Collect Real User Core Web Vitals in Google Tag Manager
This guide explains how to collect real user Core Web Vitals with DebugBear real-user monitoring and Google Tag Manager (GTM).
Step 1: Get your RUM snippet embed code
Sign up for a DebugBear account or log into your existing account. Click Install Analytics Snippet, or open the RUM tab in the sidebar and click Get Started.
To collect Core Web Vitals metrics and debug data on your website, you need to install an analytics snippet on your website.
Click Copy to copy the embed code into your clipboard.
Step 2: Add the RUM snippet to Google Tag Manager
Open Google Tag Manager and open the tag container for the website where you want to collect Core Web Vitals data.
Then click on New Tag.
Click on the Tag Configuration button and select Custom HTML.
Paste in the DebugBear RUM tag HTML and click Save.
Then click the Triggering button and select All Pages (or another trigger condition that makes sense for your website.)
Finally, click Save and enter a name for the tag.
After setting up the tag you need to publish your changes.
Click on Submit, Publish, and then Continue. After a while, Google Tag Manager will confirm that the new tag has been published.
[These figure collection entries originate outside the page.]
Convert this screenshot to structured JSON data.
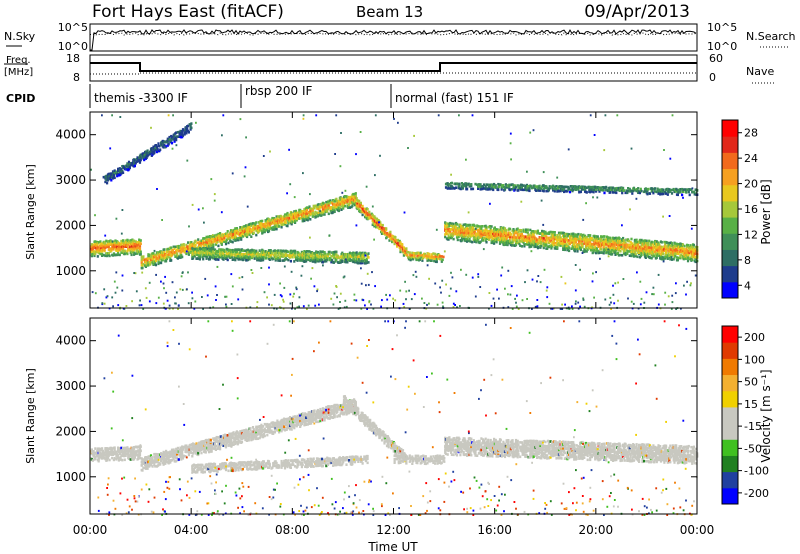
{
  "header": {
    "title": "Fort Hays East (fitACF)",
    "beam": "Beam 13",
    "date": "09/Apr/2013"
  },
  "sky_panel": {
    "left_label": "N.Sky",
    "right_label": "N.Search",
    "left_ticks": [
      "10^5",
      "10^0"
    ],
    "right_ticks": [
      "10^5",
      "10^0"
    ]
  },
  "freq_panel": {
    "left_label_line1": "Freq.",
    "left_label_line2": "[MHz]",
    "right_label": "Nave",
    "left_ticks": [
      "18",
      "8"
    ],
    "right_ticks": [
      "60",
      "0"
    ]
  },
  "cpid": {
    "label": "CPID",
    "segments": [
      {
        "text": "themis -3300 IF",
        "start_hour": 0
      },
      {
        "text": "rbsp 200 IF",
        "start_hour": 6
      },
      {
        "text": "normal (fast) 151 IF",
        "start_hour": 12
      }
    ]
  },
  "time_axis": {
    "label": "Time UT",
    "ticks": [
      "00:00",
      "04:00",
      "08:00",
      "12:00",
      "16:00",
      "20:00",
      "00:00"
    ]
  },
  "power_colorbar": {
    "label": "Power [dB]",
    "ticks": [
      "28",
      "24",
      "20",
      "16",
      "12",
      "8",
      "4"
    ]
  },
  "velocity_colorbar": {
    "label": "Velocity [m s⁻¹]",
    "ticks": [
      "200",
      "100",
      "50",
      "15",
      "-15",
      "-50",
      "-100",
      "-200"
    ]
  },
  "chart_data": [
    {
      "type": "heatmap",
      "name": "power",
      "ylabel": "Slant Range [km]",
      "xlabel": "Time UT",
      "xlim_hours": [
        0,
        24
      ],
      "ylim_km": [
        180,
        4500
      ],
      "yticks": [
        1000,
        2000,
        3000,
        4000
      ],
      "colorbar_range_db": [
        0,
        30
      ],
      "echo_bands": [
        {
          "t": [
            0,
            2
          ],
          "r_center_km": [
            1500,
            1550
          ],
          "width_km": 350,
          "peak_db": [
            22,
            26
          ]
        },
        {
          "t": [
            2,
            10.5
          ],
          "r_center_km": [
            1200,
            2600
          ],
          "width_km": 300,
          "peak_db": [
            18,
            26
          ]
        },
        {
          "t": [
            10.5,
            12.5
          ],
          "r_center_km": [
            2500,
            1400
          ],
          "width_km": 250,
          "peak_db": [
            22,
            28
          ]
        },
        {
          "t": [
            12.5,
            14
          ],
          "r_center_km": [
            1350,
            1300
          ],
          "width_km": 200,
          "peak_db": [
            20,
            24
          ]
        },
        {
          "t": [
            4,
            11
          ],
          "r_center_km": [
            1400,
            1300
          ],
          "width_km": 250,
          "peak_db": [
            14,
            20
          ]
        },
        {
          "t": [
            14,
            24
          ],
          "r_center_km": [
            1900,
            1400
          ],
          "width_km": 400,
          "peak_db": [
            18,
            26
          ]
        },
        {
          "t": [
            14,
            24
          ],
          "r_center_km": [
            2900,
            2750
          ],
          "width_km": 150,
          "peak_db": [
            8,
            14
          ]
        },
        {
          "t": [
            0.5,
            4
          ],
          "r_center_km": [
            3000,
            4200
          ],
          "width_km": 200,
          "peak_db": [
            4,
            10
          ]
        }
      ]
    },
    {
      "type": "heatmap",
      "name": "velocity",
      "ylabel": "Slant Range [km]",
      "xlabel": "Time UT",
      "xlim_hours": [
        0,
        24
      ],
      "ylim_km": [
        180,
        4500
      ],
      "yticks": [
        1000,
        2000,
        3000,
        4000
      ],
      "colorbar_range_ms": [
        -250,
        250
      ],
      "echo_bands": [
        {
          "t": [
            0,
            2
          ],
          "r_center_km": [
            1500,
            1550
          ],
          "width_km": 300,
          "velocity_ms": [
            -10,
            10
          ]
        },
        {
          "t": [
            2,
            10.5
          ],
          "r_center_km": [
            1300,
            2600
          ],
          "width_km": 300,
          "velocity_ms": [
            -10,
            10
          ]
        },
        {
          "t": [
            10,
            12.5
          ],
          "r_center_km": [
            2700,
            1400
          ],
          "width_km": 250,
          "velocity_ms": [
            30,
            60
          ]
        },
        {
          "t": [
            4,
            11
          ],
          "r_center_km": [
            1200,
            1400
          ],
          "width_km": 200,
          "velocity_ms": [
            30,
            60
          ]
        },
        {
          "t": [
            12,
            14
          ],
          "r_center_km": [
            1400,
            1400
          ],
          "width_km": 200,
          "velocity_ms": [
            -10,
            10
          ]
        },
        {
          "t": [
            14,
            24
          ],
          "r_center_km": [
            1700,
            1500
          ],
          "width_km": 400,
          "velocity_ms": [
            -10,
            10
          ]
        }
      ]
    }
  ],
  "colors": {
    "power_scale": [
      "#0000ff",
      "#1e3c8c",
      "#2e6e64",
      "#3f8f58",
      "#58b046",
      "#a6c83a",
      "#e8c81f",
      "#f6a020",
      "#f26a1c",
      "#e2281a",
      "#ff0000"
    ],
    "velocity_scale": [
      "#ff0000",
      "#e03a00",
      "#f07a00",
      "#f4b030",
      "#f0d000",
      "#c8c8c0",
      "#c8c8c0",
      "#40c020",
      "#208020",
      "#2040a0",
      "#0000ff"
    ]
  }
}
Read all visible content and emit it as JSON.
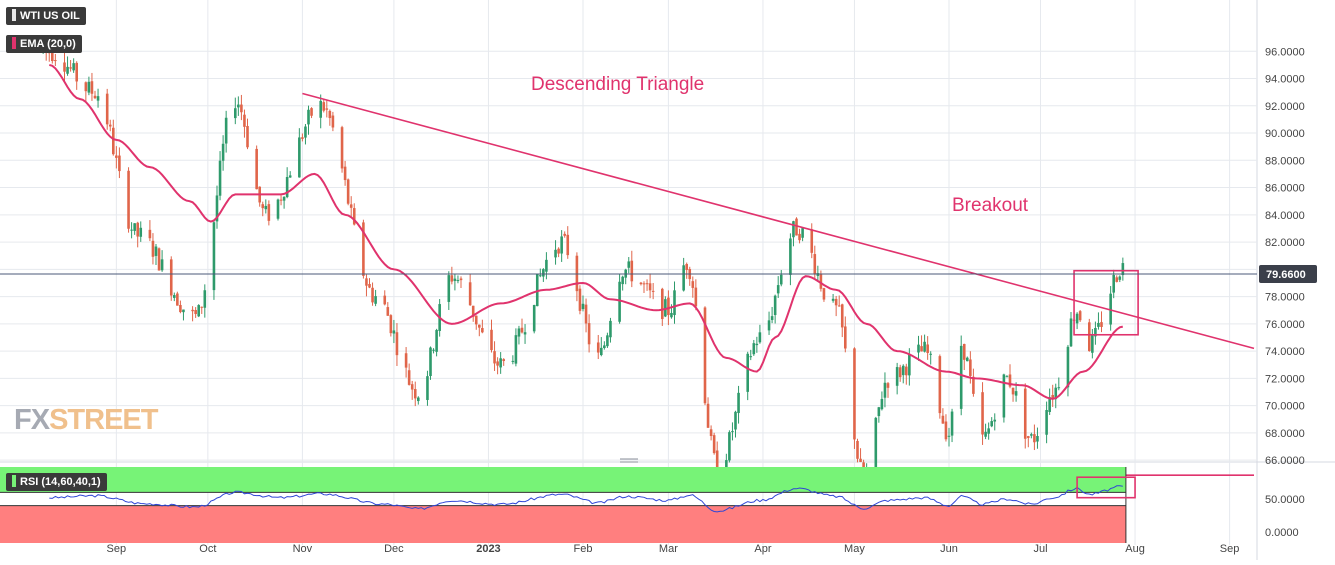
{
  "colors": {
    "up": "#2e9a6b",
    "down": "#e0654a",
    "ema": "#e0336d",
    "annotation": "#e0336d",
    "rsi_line": "#2f45d6",
    "rsi_upper_zone": "#77f377",
    "rsi_lower_zone": "#ff7f7f",
    "last_price_badge": "#3b3f4a",
    "grid": "#e6e9ee"
  },
  "legend": {
    "symbol": "WTI US OIL",
    "ema": "EMA (20,0)",
    "rsi": "RSI (14,60,40,1)"
  },
  "watermark": {
    "part1": "FX",
    "part2": "STREET"
  },
  "annotations": {
    "pattern": "Descending Triangle",
    "breakout": "Breakout"
  },
  "last_price_label": "79.6600",
  "chart_data": [
    {
      "type": "candlestick",
      "ylim": [
        64.0,
        97.0
      ],
      "grid": true,
      "y_ticks": [
        "96.0000",
        "94.0000",
        "92.0000",
        "90.0000",
        "88.0000",
        "86.0000",
        "84.0000",
        "82.0000",
        "80.0000",
        "78.0000",
        "76.0000",
        "74.0000",
        "72.0000",
        "70.0000",
        "68.0000",
        "66.0000"
      ],
      "x_ticks": [
        "Sep",
        "Oct",
        "Nov",
        "Dec",
        "2023",
        "Feb",
        "Mar",
        "Apr",
        "May",
        "Jun",
        "Jul",
        "Aug",
        "Sep"
      ],
      "series": [
        {
          "name": "EMA (20,0)",
          "anchors": [
            [
              "2022-08-10",
              95.0
            ],
            [
              "2022-08-20",
              92.5
            ],
            [
              "2022-09-01",
              89.5
            ],
            [
              "2022-09-12",
              87.5
            ],
            [
              "2022-09-25",
              85.0
            ],
            [
              "2022-10-02",
              83.5
            ],
            [
              "2022-10-10",
              85.5
            ],
            [
              "2022-10-25",
              85.5
            ],
            [
              "2022-11-05",
              87.0
            ],
            [
              "2022-11-15",
              84.0
            ],
            [
              "2022-12-01",
              80.0
            ],
            [
              "2022-12-20",
              76.0
            ],
            [
              "2023-01-05",
              77.5
            ],
            [
              "2023-01-20",
              78.5
            ],
            [
              "2023-02-01",
              79.0
            ],
            [
              "2023-02-10",
              77.8
            ],
            [
              "2023-02-25",
              77.0
            ],
            [
              "2023-03-08",
              77.5
            ],
            [
              "2023-03-20",
              73.5
            ],
            [
              "2023-03-30",
              72.5
            ],
            [
              "2023-04-05",
              75.0
            ],
            [
              "2023-04-15",
              79.5
            ],
            [
              "2023-04-25",
              78.5
            ],
            [
              "2023-05-05",
              76.0
            ],
            [
              "2023-05-15",
              74.0
            ],
            [
              "2023-05-31",
              72.5
            ],
            [
              "2023-06-10",
              72.0
            ],
            [
              "2023-06-25",
              71.5
            ],
            [
              "2023-07-05",
              70.5
            ],
            [
              "2023-07-15",
              72.5
            ],
            [
              "2023-07-28",
              75.8
            ]
          ]
        }
      ],
      "candles_note": "daily WTI candles; rendered from a seeded path approximating the visible swings (Aug 2022 - Jul 28 2023)",
      "swing_points": [
        [
          "2022-08-10",
          96.0
        ],
        [
          "2022-08-25",
          93.0
        ],
        [
          "2022-09-08",
          82.5
        ],
        [
          "2022-09-27",
          76.5
        ],
        [
          "2022-10-10",
          92.5
        ],
        [
          "2022-10-20",
          84.0
        ],
        [
          "2022-11-07",
          92.0
        ],
        [
          "2022-11-25",
          78.0
        ],
        [
          "2022-12-09",
          71.0
        ],
        [
          "2022-12-20",
          79.5
        ],
        [
          "2023-01-05",
          73.0
        ],
        [
          "2023-01-25",
          82.0
        ],
        [
          "2023-02-06",
          73.5
        ],
        [
          "2023-02-14",
          80.0
        ],
        [
          "2023-03-01",
          77.0
        ],
        [
          "2023-03-07",
          80.5
        ],
        [
          "2023-03-17",
          65.5
        ],
        [
          "2023-03-31",
          75.0
        ],
        [
          "2023-04-12",
          83.0
        ],
        [
          "2023-04-25",
          77.0
        ],
        [
          "2023-05-04",
          64.8
        ],
        [
          "2023-05-12",
          72.0
        ],
        [
          "2023-05-24",
          74.0
        ],
        [
          "2023-06-01",
          68.0
        ],
        [
          "2023-06-05",
          74.5
        ],
        [
          "2023-06-12",
          67.5
        ],
        [
          "2023-06-20",
          72.0
        ],
        [
          "2023-06-28",
          67.5
        ],
        [
          "2023-07-05",
          71.0
        ],
        [
          "2023-07-13",
          77.0
        ],
        [
          "2023-07-17",
          74.5
        ],
        [
          "2023-07-28",
          80.2
        ]
      ],
      "trendlines": [
        {
          "from": [
            "2022-11-01",
            92.9
          ],
          "to": [
            "2023-09-09",
            74.2
          ]
        },
        {
          "from": [
            "2023-02-25",
            64.9
          ],
          "to": [
            "2023-09-09",
            64.9
          ]
        }
      ],
      "boxes": [
        {
          "from": [
            "2023-07-12",
            75.2
          ],
          "to": [
            "2023-08-02",
            79.9
          ]
        }
      ],
      "last_price": 79.66
    },
    {
      "type": "line",
      "title": "RSI (14,60,40,1)",
      "ylim": [
        0,
        100
      ],
      "y_ticks": [
        "50.0000",
        "0.0000"
      ],
      "upper_band": 60,
      "lower_band": 40,
      "series": [
        {
          "name": "RSI",
          "anchors": [
            [
              "2022-08-10",
              52
            ],
            [
              "2022-08-25",
              55
            ],
            [
              "2022-09-10",
              43
            ],
            [
              "2022-09-27",
              38
            ],
            [
              "2022-10-10",
              60
            ],
            [
              "2022-10-25",
              52
            ],
            [
              "2022-11-07",
              58
            ],
            [
              "2022-11-28",
              42
            ],
            [
              "2022-12-09",
              35
            ],
            [
              "2022-12-20",
              48
            ],
            [
              "2023-01-05",
              42
            ],
            [
              "2023-01-25",
              57
            ],
            [
              "2023-02-06",
              44
            ],
            [
              "2023-02-15",
              54
            ],
            [
              "2023-03-01",
              48
            ],
            [
              "2023-03-08",
              56
            ],
            [
              "2023-03-17",
              32
            ],
            [
              "2023-03-31",
              48
            ],
            [
              "2023-04-12",
              66
            ],
            [
              "2023-04-25",
              54
            ],
            [
              "2023-05-04",
              36
            ],
            [
              "2023-05-12",
              48
            ],
            [
              "2023-05-24",
              52
            ],
            [
              "2023-06-01",
              40
            ],
            [
              "2023-06-05",
              54
            ],
            [
              "2023-06-12",
              42
            ],
            [
              "2023-06-20",
              50
            ],
            [
              "2023-06-28",
              42
            ],
            [
              "2023-07-05",
              52
            ],
            [
              "2023-07-13",
              66
            ],
            [
              "2023-07-17",
              57
            ],
            [
              "2023-07-28",
              69
            ]
          ]
        }
      ],
      "boxes": [
        {
          "from": [
            "2023-07-13",
            52
          ],
          "to": [
            "2023-08-01",
            83
          ]
        }
      ]
    }
  ]
}
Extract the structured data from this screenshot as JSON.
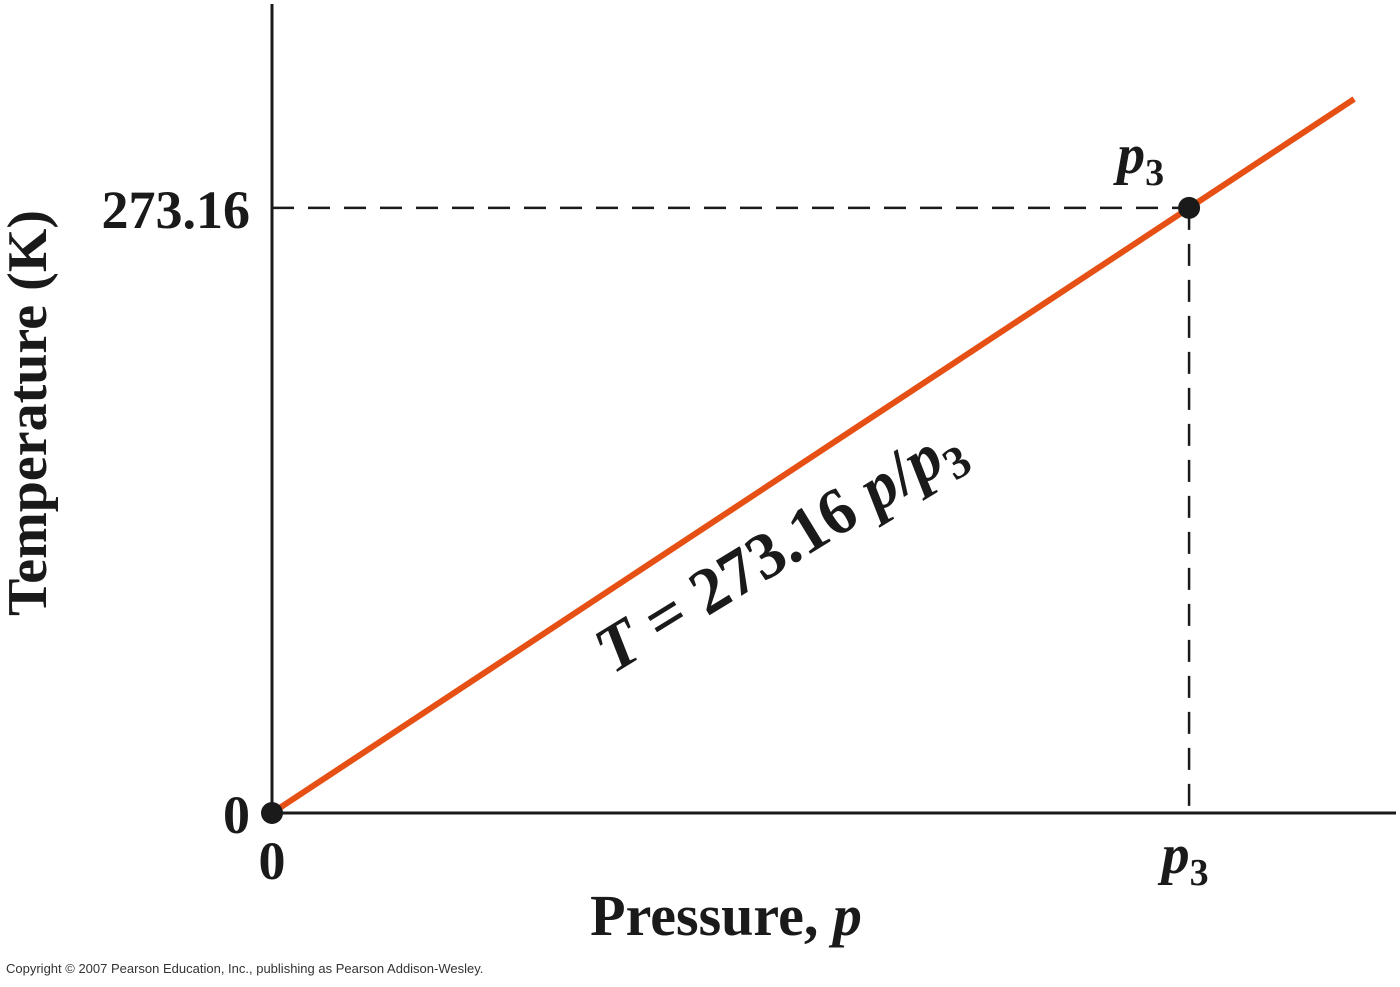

Step 3: Wait for RUM data to arrive in DebugBear
Return to the DebugBear website and click I've installed the RUM snippet. DebugBear will now wait for visitors to come to your website and confirm once data has been collected.
If your website doesn't get much traffic this may take some time. However, you don't have to wait, and you can either come back to DebugBear RUM later or visit the website yourself so that data is collected.
Step 4: Review your Core Web Vitals data
After setting up the RUM snippet you can start seeing Core Web Vitals data in your DebugBear dashboard.
Select Page Views to view individual visits to your website and investigate web performance.
Downsides of using a tag manager to load the RUM embed code
Usually using a tag manager to collect Core Web Vitals data is fine, and easier to set up than modifying your website HTML template.
However, it does impact your data in two ways:
- Short visits are not counted: if the visitor navigates away before the tag manager code has loaded then no data will be collected
- Early script errors are not reported, as they can only be detected once the analytics script has loaded.